Data yang berhubungan dengan pandemi tidak sekedar jumlah penduduk yang positif covid-19, jumlah yang sembuh dan jumlah yang meninggal. Ada data lain yang tidak dimuat dari penyedia info global mengenai covid-19, seperti dampak terhadap ekonomi dan lebih khusus ancaman terhadap kehilangan generasi akibat malnutrisi atau gizi buruk..

Bisa kita bayangkan secara sederhana dari fakta ekonomi yang terpuruk, bangkrutnya banyak perusahaan dan unit usaha skala kecil dan menengah, dan PHK dimana-mana. Pendapatan yang jauh berkurang bahkan tidak ada pada unit keluarga mengakibatkan kemampuan daya beli jauh menurun.  Suplai nutrisi untuk anak-anak, generasi penerus kita, jauh menurun.

Laporan lengkap yang dipublikasikan oleh Organisasi Pangan dan Pertanian (FAO), Program Pangan Dunia (WFP) dan Organisasi Kesehatan Dunia (WHO) menjelaskan mengenai kerawanan pangan dan gizi sejak awal munculnya covid-19.  Data mengungkapkan tingkat kelaparan dan malnutrisi meningkat 8.4 persen tahun 2019 menjadi 10 persen di tahun 2020. Data ini menggambarkan ada pertambahan 118 juta orang yang mengalami malnutrisi dari total 768 juta orang.

Jumlah anak stunting atau kerdil dan anak yang menderita wasting meningkat 15 persen atau 7 juta setelah pandemi. Padahal sebelum pendemi dalam kurun  tahun 2000 – 2019, anak stunting menurun dari 199,5 juta menjadi 144 juta dan anak wasting (mengalami penurunan berat badan dari berat normal anak-anak akibat kekurangan gizi) turun dari 54 juta menjadi 47 juta.

Bahkan  situs Medicalxpress (https://medicalxpress.com/) , yang mengkhususkan pada bidang kedokteran dan kesehatan, memperkirakan bahwa dampak pandemi covid-19 terhadap kemunduran gizi pada anak akan mengakibatkan kematian sebanyak 168 ribu jiwa sebelum pemulihan global terjadi.

Perempuan Menjadi Penyangga Ekonomi Keluarga

Di tengah situasi pandemi hampir dua tahun ini, penulis melihat fakta seperti di lingkaran komunitas Ibu-Ibu Doyan Nulis (IIDN) yang beranggotakan 22 ribu orang bagaimana perempuan tampil menjadi pilar ekonomi keluarga setelah pekerjaan dan bisnis suaminya runtuh, sebagian di PHK. Penulis juga melihat kejadian yang sama di komunitas perempuan lain.

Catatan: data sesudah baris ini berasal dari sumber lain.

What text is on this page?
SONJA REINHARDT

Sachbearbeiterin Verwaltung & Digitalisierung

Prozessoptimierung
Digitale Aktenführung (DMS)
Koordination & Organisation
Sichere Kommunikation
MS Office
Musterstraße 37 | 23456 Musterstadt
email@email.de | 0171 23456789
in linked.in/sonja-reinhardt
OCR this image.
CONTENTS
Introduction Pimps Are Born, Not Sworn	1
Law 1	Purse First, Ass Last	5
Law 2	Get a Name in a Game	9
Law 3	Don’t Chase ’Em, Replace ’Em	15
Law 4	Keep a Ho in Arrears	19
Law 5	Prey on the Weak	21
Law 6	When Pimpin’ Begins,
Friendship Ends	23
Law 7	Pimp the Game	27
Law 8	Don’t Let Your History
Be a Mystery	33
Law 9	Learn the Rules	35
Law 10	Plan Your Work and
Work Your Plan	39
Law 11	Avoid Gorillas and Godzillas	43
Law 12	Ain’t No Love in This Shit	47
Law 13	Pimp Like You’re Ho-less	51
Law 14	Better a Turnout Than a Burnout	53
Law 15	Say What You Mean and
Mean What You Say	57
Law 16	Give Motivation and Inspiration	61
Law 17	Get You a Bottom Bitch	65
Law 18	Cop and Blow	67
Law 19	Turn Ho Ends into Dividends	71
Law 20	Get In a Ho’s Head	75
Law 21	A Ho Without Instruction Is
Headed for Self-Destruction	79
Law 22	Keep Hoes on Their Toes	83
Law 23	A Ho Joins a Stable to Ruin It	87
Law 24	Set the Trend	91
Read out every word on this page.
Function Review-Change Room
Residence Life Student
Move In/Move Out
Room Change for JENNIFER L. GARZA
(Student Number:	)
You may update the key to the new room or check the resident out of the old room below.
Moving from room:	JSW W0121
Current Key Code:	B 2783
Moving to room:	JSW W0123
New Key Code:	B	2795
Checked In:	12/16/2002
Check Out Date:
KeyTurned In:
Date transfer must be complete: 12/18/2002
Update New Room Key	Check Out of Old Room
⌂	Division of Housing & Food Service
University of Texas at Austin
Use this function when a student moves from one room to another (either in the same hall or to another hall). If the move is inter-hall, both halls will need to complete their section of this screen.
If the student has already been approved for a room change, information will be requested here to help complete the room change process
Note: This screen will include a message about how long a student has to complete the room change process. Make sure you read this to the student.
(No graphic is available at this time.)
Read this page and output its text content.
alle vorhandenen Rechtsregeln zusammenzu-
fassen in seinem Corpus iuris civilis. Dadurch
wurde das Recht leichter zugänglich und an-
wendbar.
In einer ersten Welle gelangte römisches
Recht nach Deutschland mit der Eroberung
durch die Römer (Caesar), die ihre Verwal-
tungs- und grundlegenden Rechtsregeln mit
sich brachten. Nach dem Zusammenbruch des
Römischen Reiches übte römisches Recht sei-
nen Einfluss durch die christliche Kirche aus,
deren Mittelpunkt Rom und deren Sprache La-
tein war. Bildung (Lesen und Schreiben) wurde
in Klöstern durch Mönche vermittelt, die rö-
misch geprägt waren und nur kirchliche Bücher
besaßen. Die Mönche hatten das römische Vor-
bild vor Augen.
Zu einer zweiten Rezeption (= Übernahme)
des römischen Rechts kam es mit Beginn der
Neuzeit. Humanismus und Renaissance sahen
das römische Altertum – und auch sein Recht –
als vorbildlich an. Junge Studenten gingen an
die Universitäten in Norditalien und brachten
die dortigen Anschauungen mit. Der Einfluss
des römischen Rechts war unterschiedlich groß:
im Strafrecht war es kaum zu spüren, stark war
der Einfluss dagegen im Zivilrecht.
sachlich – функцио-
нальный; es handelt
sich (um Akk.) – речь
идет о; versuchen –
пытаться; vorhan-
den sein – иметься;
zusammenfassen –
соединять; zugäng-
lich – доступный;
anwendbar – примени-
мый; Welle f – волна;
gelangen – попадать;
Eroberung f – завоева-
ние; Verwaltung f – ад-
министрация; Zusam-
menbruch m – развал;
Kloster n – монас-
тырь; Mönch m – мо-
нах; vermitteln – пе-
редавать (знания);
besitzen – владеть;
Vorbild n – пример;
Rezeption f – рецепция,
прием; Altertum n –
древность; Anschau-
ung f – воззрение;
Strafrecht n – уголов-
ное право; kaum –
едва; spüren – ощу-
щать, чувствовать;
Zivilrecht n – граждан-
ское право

Fakta lain yang bisa dilihat adalah munculnya banyak kegiatan sosial yang dilakukan oleh individu, komunitas dan organisasi kemasyaratan untuk membagikan kebutuhan pokok bagi anggota masyarakat yang membutuhkan. Pemerintahpun mengguliran berbagai jenis program bantuan, baik sembako, bantuan pulsa, keringanan kredit, dan lainnya. Kondisi ini sepertinya akan terus berjalan karena ujung cerita dari pandemi belumlah berakhir.

Fakta lain yang terungkat dari perjuangan bertahan hidup di tengah pandemi dengan kondisi ekonomi yang sulit adalah tampilnya perempuan yang menopang ekonomi keluarga, baik yang masih memiliki suami ataupun single parent (orang tua tunggal).

Data dari Kementrian Perindustrian dan riset dari Danareksa menyebutkan pengusaha dari sektor Industri Kecil dan Menengah (IKM) 47,64 persen dari 4,4 juta orang adalah perempuan. Jumlah ini meningkat dari tahun ke tahun. Dari populasi usaha mikro kecil dan menengah (UMKM), sebanyak 64,5 persen adalah perempuan.

Lain halnya dengan data yang dikeluarkan oleh kementrian keuangan. Ternyata perempuan mendominasi dalam bidang investasi. Penerbitan Obligasi Ritel Indonesia (ORI) 017, ORI 018 dan Sukuk Ritel (SR) 018, jumlah investor perempuan naik dari 55,8 persen, 57,82 persen dan 58,25 persen.

Fakta yang bisa dilihat secara langsung dari lingkungan pergaulan adalah begitu aktifnya perempuan melakukan jual beli online baik melalui market place atau memanfaatkan whattapp. Status WA yang berseliweran banyak diwarnai penawaran barang.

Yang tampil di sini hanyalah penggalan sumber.